Raymond Snoddy on media - Last rites for C4 merger with Five are ringing out

It's time to hold a wake for a very bad idea - the proposed merger of Five and Channel 4. Some people may wonder whether this is a bit premature for something that has not been officially declared dead. But even if there is still a slight flutter of a heartbeat, believe me, the idea is well and truly dead.

The official line at the Edinburgh Television Festival was that a merger was still an option - a line stuck to grimly both by Five chief executive Jane Lighting and her recently appointed counterpart at Channel 4, Andy Duncan. Asked directly if merger talks were now officially at an end, Duncan replied 'No'. But then he always was a polite man and clearly didn't wanted to put the noses of current and previous bosses out of joint quite so soon after taking over.

Despite the reluctance to admit it officially, you could see the life draining out of the idea across the span of the Festival as talk about one of the most outrageous wheezes in recent times came up in various sessions.

The most popular question was how exactly could a not-for-profit organisation be run alongside a wholly commercial one? The answer came in an admission that there were indeed many issues that would require attention before such a deal was done.

Lighting even went so far as to warn that conversations on the subject had not got nearly as far as most people apparently believed. That is probably media-speak for 'mentioned in passing over two lunches'.

Her RTL boss Gerhard Zeiler might have shed some light on the matter in his Worldview address at Edinburgh, but unfortunately he had flu and was unable to attend.

ITV chief executive Charles Allen joined in the fun with a bit of technical marketing expertise. He didn't see how Channel 4, which charges an advertising premium for its 16- to 34-year old viewers, could merge with an outfit that sells the demographic at a discount.

Edinburgh is such a media hothouse that an idea can be launched on a Friday, go on an upward trajectory through Saturday, but fall completely flat on Sunday. In the case of the Five/Channel 4 merger, which has been attracting headlines for the past six months, all that was missing was the coup de grace.

But before the curtains had been drawn on the merger and with almost indecent haste, talk of a new coupling was up and running. Duncan, the former BBC marketing director, is already looking for a tie-up between his channel and the BBC. Hacks who, just a moment ago, had been excited by the Five/Channel 4 situation quickly become overexcited at the prospect of a merger between parts of the BBC and Channel 4.

Such a liaison would make far more sense than anything involving Five.

Although Channel 4 has commercial funding and instincts, ultimately, its reason for existence is not dissimilar to the BBC's.

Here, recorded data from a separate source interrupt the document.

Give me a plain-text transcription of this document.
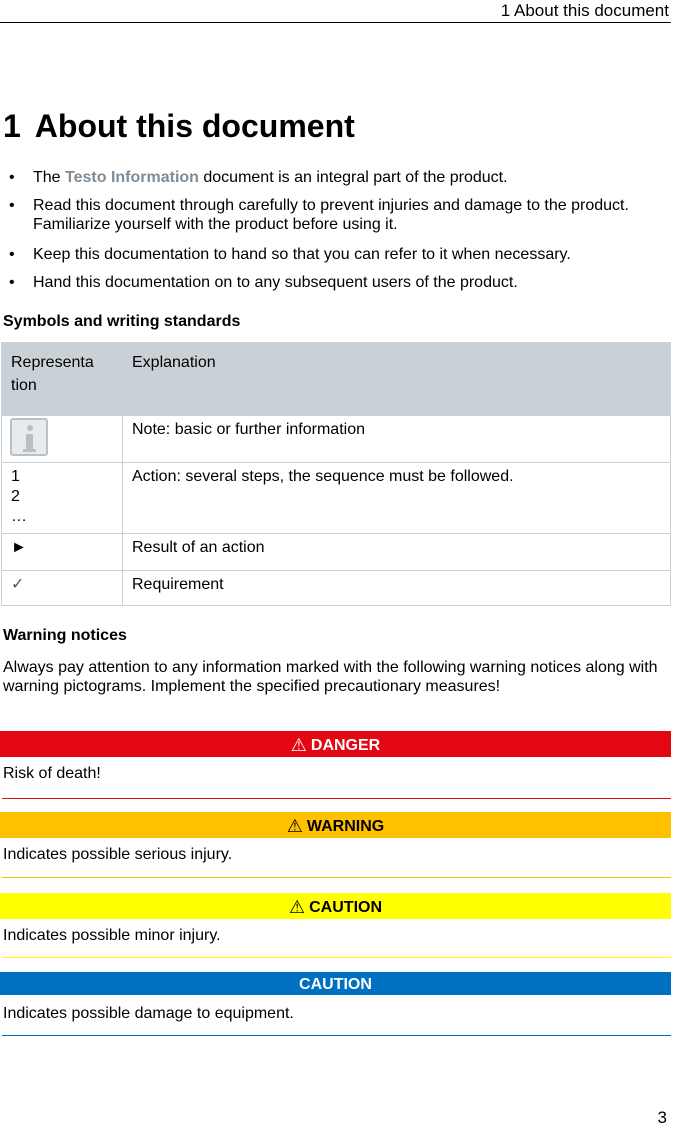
1 About this document
1 About this document
• The Testo Information document is an integral part of the product.
• Read this document through carefully to prevent injuries and damage to the product. Familiarize yourself with the product before using it.
• Keep this documentation to hand so that you can refer to it when necessary.
• Hand this documentation on to any subsequent users of the product.
Symbols and writing standards
Representa
tion	Explanation

	Note: basic or further information

1
2
…	Action: several steps, the sequence must be followed.
►	Result of an action
✓	Requirement
Warning notices
Always pay attention to any information marked with the following warning notices along with warning pictograms. Implement the specified precautionary measures!
⚠ DANGER
Risk of death!
⚠ WARNING
Indicates possible serious injury.
⚠ CAUTION
Indicates possible minor injury.
CAUTION
Indicates possible damage to equipment.
3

It is more difficult to envisage what they could do together. A merger of programme sales, other commercial activities or even educational programming are possibilities. Conveniently Channel 4's head of education is Heather Rabbatts - a former BBC governor. And Michael Grade, the BBC chairman and ex-Channel 4 chief executive, wondered recently if it would be possible to come up with anything of substance.

But it is indecent to be having this conversation around the deathbed while there is still life of sorts in the Five/Channel 4 merger. But make no mistake, it is only a matter of time.

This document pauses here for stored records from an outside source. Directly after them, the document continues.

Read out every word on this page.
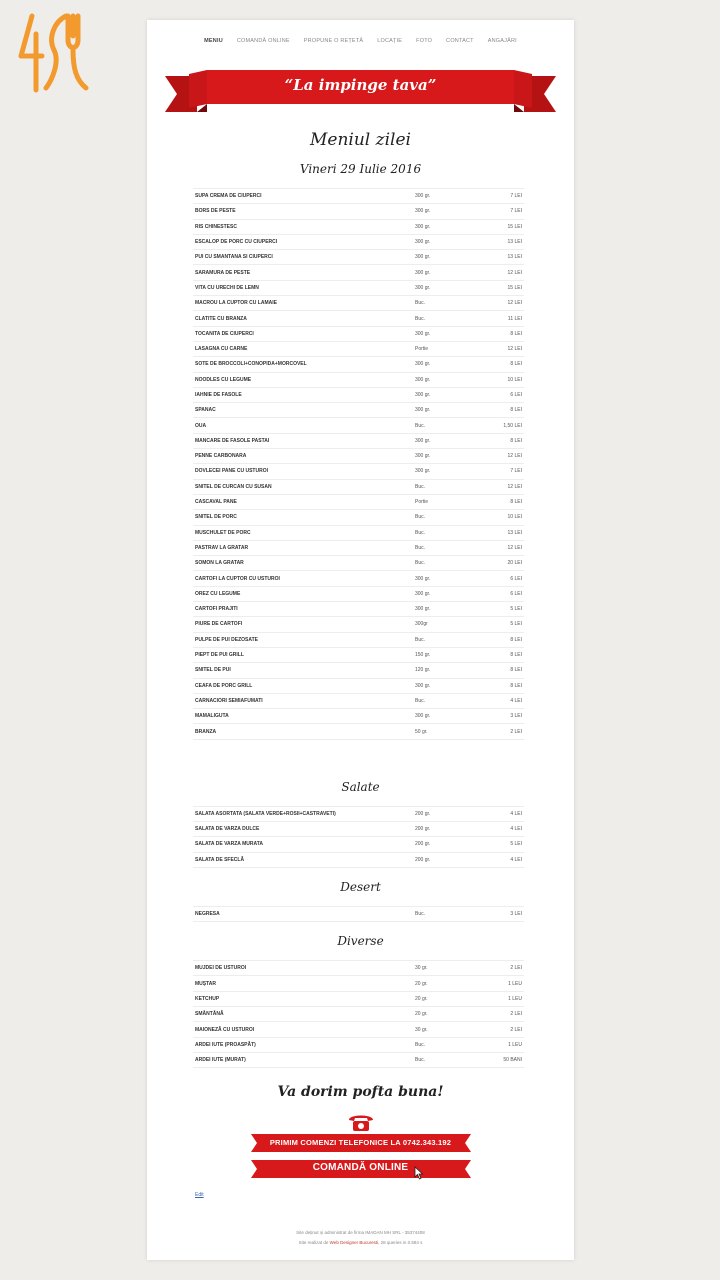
MENIU	COMANDĂ ONLINE	PROPUNE O REȚETĂ	LOCAȚIE	FOTO	CONTACT	ANGAJĂRI
“La impinge tava”
Meniul zilei
Vineri 29 Iulie 2016
SUPA CREMA DE CIUPERCI	300 gr.	7 LEI
BORS DE PESTE	300 gr.	7 LEI
RIS CHINESTESC	300 gr.	15 LEI
ESCALOP DE PORC CU CIUPERCI	300 gr.	13 LEI
PUI CU SMANTANA SI CIUPERCI	300 gr.	13 LEI
SARAMURA DE PESTE	300 gr.	12 LEI
VITA CU URECHI DE LEMN	300 gr.	15 LEI
MACROU LA CUPTOR CU LAMAIE	Buc.	12 LEI
CLATITE CU BRANZA	Buc.	11 LEI
TOCANITA DE CIUPERCI	300 gr.	8 LEI
LASAGNA CU CARNE	Portie	12 LEI
SOTE DE BROCCOLI+CONOPIDA+MORCOVEL	300 gr.	8 LEI
NOODLES CU LEGUME	300 gr.	10 LEI
IAHNIE DE FASOLE	300 gr.	6 LEI
SPANAC	300 gr.	8 LEI
OUA	Buc.	1,50 LEI
MANCARE DE FASOLE PASTAI	300 gr.	8 LEI
PENNE CARBONARA	300 gr.	12 LEI
DOVLECEI PANE CU USTUROI	300 gr.	7 LEI
SNITEL DE CURCAN CU SUSAN	Buc.	12 LEI
CASCAVAL PANE	Portie	8 LEI
SNITEL DE PORC	Buc.	10 LEI
MUSCHULET DE PORC	Buc.	13 LEI
PASTRAV LA GRATAR	Buc.	12 LEI
SOMON LA GRATAR	Buc.	20 LEI
CARTOFI LA CUPTOR CU USTUROI	300 gr.	6 LEI
OREZ CU LEGUME	300 gr.	6 LEI
CARTOFI PRAJITI	300 gr.	5 LEI
PIURE DE CARTOFI	300gr	5 LEI
PULPE DE PUI DEZOSATE	Buc.	8 LEI
PIEPT DE PUI GRILL	150 gr.	8 LEI
SNITEL DE PUI	120 gr.	8 LEI
CEAFA DE PORC GRILL	300 gr.	8 LEI
CARNACIORI SEMIAFUMATI	Buc.	4 LEI
MAMALIGUTA	300 gr.	3 LEI
BRANZA	50 gr.	2 LEI
Salate
SALATA ASORTATA (SALATA VERDE+ROSII+CASTRAVETI)	200 gr.	4 LEI
SALATA DE VARZA DULCE	200 gr.	4 LEI
SALATA DE VARZA MURATA	200 gr.	5 LEI
SALATA DE SFECLĂ	200 gr.	4 LEI
Desert
NEGRESA	Buc.	3 LEI
Diverse
MUJDEI DE USTUROI	30 gr.	2 LEI
MUȘTAR	20 gr.	1 LEU
KETCHUP	20 gr.	1 LEU
SMÂNTÂNĂ	20 gr.	2 LEI
MAIONEZĂ CU USTUROI	30 gr.	2 LEI
ARDEI IUTE (PROASPĂT)	Buc.	1 LEU
ARDEI IUTE (MURAT)	Buc.	50 BANI
Va dorim pofta buna!
PRIMIM COMENZI TELEFONICE LA 0742.343.192
COMANDĂ ONLINE
Edit
Site deținut și administrat de firma IMADAN MH SRL - 35374408
Site realizat de Web Designer Bucuresti, 28 queries in 0.584 s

A government source, commenting on all the talk of a Channel 4/Five merger, noted recently: 'It would require primary legislation and there is neither the time nor the appetite for it.' So let's raise a glass to an idea whose time really has come and gone.

30 SECONDS ON... CHANNEL 4/FIVE MERGER

- It was reported in February that the two channels had held informal talks about merging their advertising sales resources to compete with a single ITV.

- The idea did not go down well with the media community. One of the originators of Channel 4, former TV producer-turned president of Magdalen College, Oxford, Anthony Smith called it 'sad and bad', doubting that a commercial channel could be combined with a not-for-profit channel. Vice-chairman of Weber Shandwick and Liberal Democrat peer Lord McNally said the tie-up would be 'like a version of The Odd Couple'.

- But it made the City excited. Talking to The Guardian, Paul Richards, an analyst at Numis Securities, said bankers 'would jump at the chance of doing a high-profile, glamorous creative deal like this'.